Литмир - Электронная Библиотека

– Ведь издалека было видно, что премудр ты, и можно заводить с тобой любые дела – явные и неявные. А редкостны таковые вятичи в наших краях! Посему и решил познакомиться поближе. Вдруг и друзьями станем?

«Задружиться с менялой? Западло сие для мя, героя и ухаря! Да и знакомцы мои осудят, сочтя за бесчестье, а с ними и прелестницы», – живо рассудил былой убивец с кистенем, ноне вельми дороживший своей морально-деловой репутацией.
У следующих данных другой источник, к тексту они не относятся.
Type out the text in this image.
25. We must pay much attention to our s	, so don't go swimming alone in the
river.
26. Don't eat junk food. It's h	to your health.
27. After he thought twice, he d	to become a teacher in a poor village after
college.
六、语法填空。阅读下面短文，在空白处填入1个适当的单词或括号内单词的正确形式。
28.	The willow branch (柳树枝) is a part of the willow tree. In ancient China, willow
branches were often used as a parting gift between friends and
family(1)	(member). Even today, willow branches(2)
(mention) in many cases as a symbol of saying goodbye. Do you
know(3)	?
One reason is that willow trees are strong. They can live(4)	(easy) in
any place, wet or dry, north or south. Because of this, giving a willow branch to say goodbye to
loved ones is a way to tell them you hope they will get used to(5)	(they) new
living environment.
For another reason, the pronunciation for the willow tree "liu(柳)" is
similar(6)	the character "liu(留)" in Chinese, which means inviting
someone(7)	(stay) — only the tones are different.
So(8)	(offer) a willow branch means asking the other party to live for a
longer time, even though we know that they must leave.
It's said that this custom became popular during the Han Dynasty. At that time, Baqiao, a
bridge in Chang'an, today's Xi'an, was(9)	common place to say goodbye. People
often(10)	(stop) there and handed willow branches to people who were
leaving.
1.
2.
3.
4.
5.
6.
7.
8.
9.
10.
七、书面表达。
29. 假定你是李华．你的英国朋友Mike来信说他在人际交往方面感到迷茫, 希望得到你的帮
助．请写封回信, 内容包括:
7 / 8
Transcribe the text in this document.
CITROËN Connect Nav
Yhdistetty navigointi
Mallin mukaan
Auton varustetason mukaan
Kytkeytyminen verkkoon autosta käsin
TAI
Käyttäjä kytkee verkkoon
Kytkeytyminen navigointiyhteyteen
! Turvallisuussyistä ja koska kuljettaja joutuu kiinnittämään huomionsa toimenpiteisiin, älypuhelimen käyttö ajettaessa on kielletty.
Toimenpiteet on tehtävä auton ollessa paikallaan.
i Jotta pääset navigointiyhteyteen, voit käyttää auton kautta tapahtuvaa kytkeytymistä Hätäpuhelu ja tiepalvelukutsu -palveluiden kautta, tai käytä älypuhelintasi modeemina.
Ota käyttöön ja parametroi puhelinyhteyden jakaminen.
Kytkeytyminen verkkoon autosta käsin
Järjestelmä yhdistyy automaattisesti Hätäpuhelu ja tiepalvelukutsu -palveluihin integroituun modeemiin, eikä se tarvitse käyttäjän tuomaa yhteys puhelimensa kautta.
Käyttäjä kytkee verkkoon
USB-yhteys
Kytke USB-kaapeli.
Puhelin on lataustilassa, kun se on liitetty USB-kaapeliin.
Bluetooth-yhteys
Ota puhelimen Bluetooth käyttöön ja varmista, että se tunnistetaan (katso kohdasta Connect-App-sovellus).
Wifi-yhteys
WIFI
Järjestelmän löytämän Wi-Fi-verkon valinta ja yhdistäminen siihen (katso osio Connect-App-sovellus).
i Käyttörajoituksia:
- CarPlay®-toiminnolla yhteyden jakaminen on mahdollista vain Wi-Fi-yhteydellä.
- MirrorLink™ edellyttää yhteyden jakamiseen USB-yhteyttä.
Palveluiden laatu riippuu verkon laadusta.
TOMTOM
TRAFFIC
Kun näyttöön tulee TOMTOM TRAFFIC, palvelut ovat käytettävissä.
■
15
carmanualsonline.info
А Глот и тут уловил! И открылся – с явным душевным надрывом, не утаивая горечи в скорбящем его сердце, израненном моральным несовершенством вблизи и поодаль:

– Да, меняла я! И подвергаюсь за то неправедным поношениям! А и отец мой покойный, вятич из самых корневых, менялой был, и многих от разора выручил, ибо милосерден был, оставаясь лишь с малой прибылью…

Ведаю: есть среди главнейших богатеев и те, кои презирают наше благородное ремесло, купаясь в злате, доставшемуся им по наследству. Однако твердо верую: благостно оно, иным промыслам на зависть! И ведет к преуспеванию тех, кто обращается за ссудами на вельми щадящих условиях, кои никогда не представили б в иных пределах, не бая уже о презренном Киеве.

Ясно, что сим милосердием мы наделяем лишь самых добродетельных, кои пробиваются наверх собственными трудами. Взгляни в самого себя! Купаешься ли ты в злате, доставшемся от отца с матерью?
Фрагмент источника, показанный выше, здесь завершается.